Several hours after the attacks began, the witness heard more gunfire and at least one more explosion. A couple of hours later police said they were combing the building and they later declared the area secure.
Outside, a body still lay on the street and a shoe lay nearby. The city center's notoriously jammed roads were largely deserted.
'NO FEAR'
President Widodo was outside Jakarta when the attack unfolded but was cutting short his trip to return to the sprawling capital of more than 10 million people by helicopter.

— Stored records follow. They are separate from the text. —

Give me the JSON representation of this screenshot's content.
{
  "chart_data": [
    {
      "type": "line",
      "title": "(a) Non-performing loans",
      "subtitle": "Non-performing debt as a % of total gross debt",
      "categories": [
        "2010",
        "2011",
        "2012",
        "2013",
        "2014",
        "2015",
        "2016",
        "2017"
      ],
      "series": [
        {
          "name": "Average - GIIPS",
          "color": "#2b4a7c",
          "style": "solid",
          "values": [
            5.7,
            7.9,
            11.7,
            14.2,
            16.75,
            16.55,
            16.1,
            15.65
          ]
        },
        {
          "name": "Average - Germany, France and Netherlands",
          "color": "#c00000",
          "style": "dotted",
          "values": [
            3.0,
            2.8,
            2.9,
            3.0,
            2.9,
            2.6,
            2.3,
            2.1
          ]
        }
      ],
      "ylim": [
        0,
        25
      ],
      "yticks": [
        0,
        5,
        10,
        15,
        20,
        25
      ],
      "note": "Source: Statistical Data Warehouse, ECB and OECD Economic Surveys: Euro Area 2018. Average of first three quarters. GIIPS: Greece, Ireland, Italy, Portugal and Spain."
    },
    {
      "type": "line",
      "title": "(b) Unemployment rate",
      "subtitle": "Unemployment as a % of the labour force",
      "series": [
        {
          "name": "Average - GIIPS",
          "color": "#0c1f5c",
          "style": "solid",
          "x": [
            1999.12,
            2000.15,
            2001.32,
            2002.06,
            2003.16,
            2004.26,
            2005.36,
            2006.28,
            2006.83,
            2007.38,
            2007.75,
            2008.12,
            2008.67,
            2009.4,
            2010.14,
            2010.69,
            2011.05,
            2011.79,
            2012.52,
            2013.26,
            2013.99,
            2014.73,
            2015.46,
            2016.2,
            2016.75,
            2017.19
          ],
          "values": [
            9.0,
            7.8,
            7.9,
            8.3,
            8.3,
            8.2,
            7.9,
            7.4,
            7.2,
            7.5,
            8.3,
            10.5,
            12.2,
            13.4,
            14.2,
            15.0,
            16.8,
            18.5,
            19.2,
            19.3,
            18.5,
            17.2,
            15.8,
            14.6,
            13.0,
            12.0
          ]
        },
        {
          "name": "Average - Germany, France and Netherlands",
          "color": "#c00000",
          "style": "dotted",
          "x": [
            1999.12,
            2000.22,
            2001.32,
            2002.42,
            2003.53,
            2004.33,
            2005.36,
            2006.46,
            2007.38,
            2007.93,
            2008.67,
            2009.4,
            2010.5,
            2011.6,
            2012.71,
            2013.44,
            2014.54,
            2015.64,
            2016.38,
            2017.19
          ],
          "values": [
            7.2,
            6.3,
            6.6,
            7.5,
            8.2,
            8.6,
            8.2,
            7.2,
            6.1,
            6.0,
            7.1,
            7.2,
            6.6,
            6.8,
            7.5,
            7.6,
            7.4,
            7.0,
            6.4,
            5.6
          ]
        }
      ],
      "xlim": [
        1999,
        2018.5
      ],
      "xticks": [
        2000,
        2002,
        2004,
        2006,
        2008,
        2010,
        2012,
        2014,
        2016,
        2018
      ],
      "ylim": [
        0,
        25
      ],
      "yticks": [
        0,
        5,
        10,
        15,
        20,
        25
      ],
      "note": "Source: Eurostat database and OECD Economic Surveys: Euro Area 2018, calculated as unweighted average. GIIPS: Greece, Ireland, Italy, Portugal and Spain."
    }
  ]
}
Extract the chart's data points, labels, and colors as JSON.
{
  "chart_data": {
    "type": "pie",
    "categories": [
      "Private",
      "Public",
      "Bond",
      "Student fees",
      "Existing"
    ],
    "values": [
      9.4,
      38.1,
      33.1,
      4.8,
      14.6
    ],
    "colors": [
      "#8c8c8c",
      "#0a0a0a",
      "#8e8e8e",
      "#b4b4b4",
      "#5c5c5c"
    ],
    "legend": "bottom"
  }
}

He urged the public not to be cowed.
"We must not be afraid, we must not be defeated by an act of terror like this," he said in televised comments.
The national intelligence agency chief said there was no indication that Islamic State militants had carried out the attack.
Several embassies are also in the vicinity of the attack. Indonesia's central bank, located in the same area, went ahead with a policy meeting as the violence unfolded, cutting its policy rate BIPG by 25 basis points to 7.25 percent.
Economists said Southeast Asia's biggest economy could be hurt by the violence.
Early in the attack, one explosion went off in front of the Sarinah shopping center. Media said a police post outside the mall was blown up.
A nearby U.N. building was in lock-down with no one allowed in or out, a witness said. Some other high-rise buildings in the area were evacuated.
Indonesia has the world's largest Muslim population, the vast majority of whom practise a moderate form of the religion.
The country saw a spate of militant attacks in the 2000s, the deadliest of which was a nightclub bombing on the holiday island of Bali that killed 202 people, most of them tourists.
Police have been largely successful in destroying domestic militant cells since then, but officials have more recently been worrying about a resurgence inspired by groups such as Islamic State and Indonesians who return after fighting with the group.
Alarm around the world over the danger stemming from Islamic State rocketed after the Paris attacks in November and the killing of 14 people in California in December.
On Tuesday, a Syrian suicide bomber killed 10 German tourists in Istanbul. Authorities there suspect the bomber had links to Islamic State.
Among those arrested in Indonesia's crackdown late last year was a member of China's Uighur Muslim minority with a suicide-bomb vest. Media said two other Uighur suspects were on the run.
Indonesian security forces have also intensified a manhunt for a militant leader called Santoso, regarded as Indonesia's most high-profile backer of Islamic State, in the jungles of Sulawesi island.
Santoso had threatened to unleash attacks in Jakarta.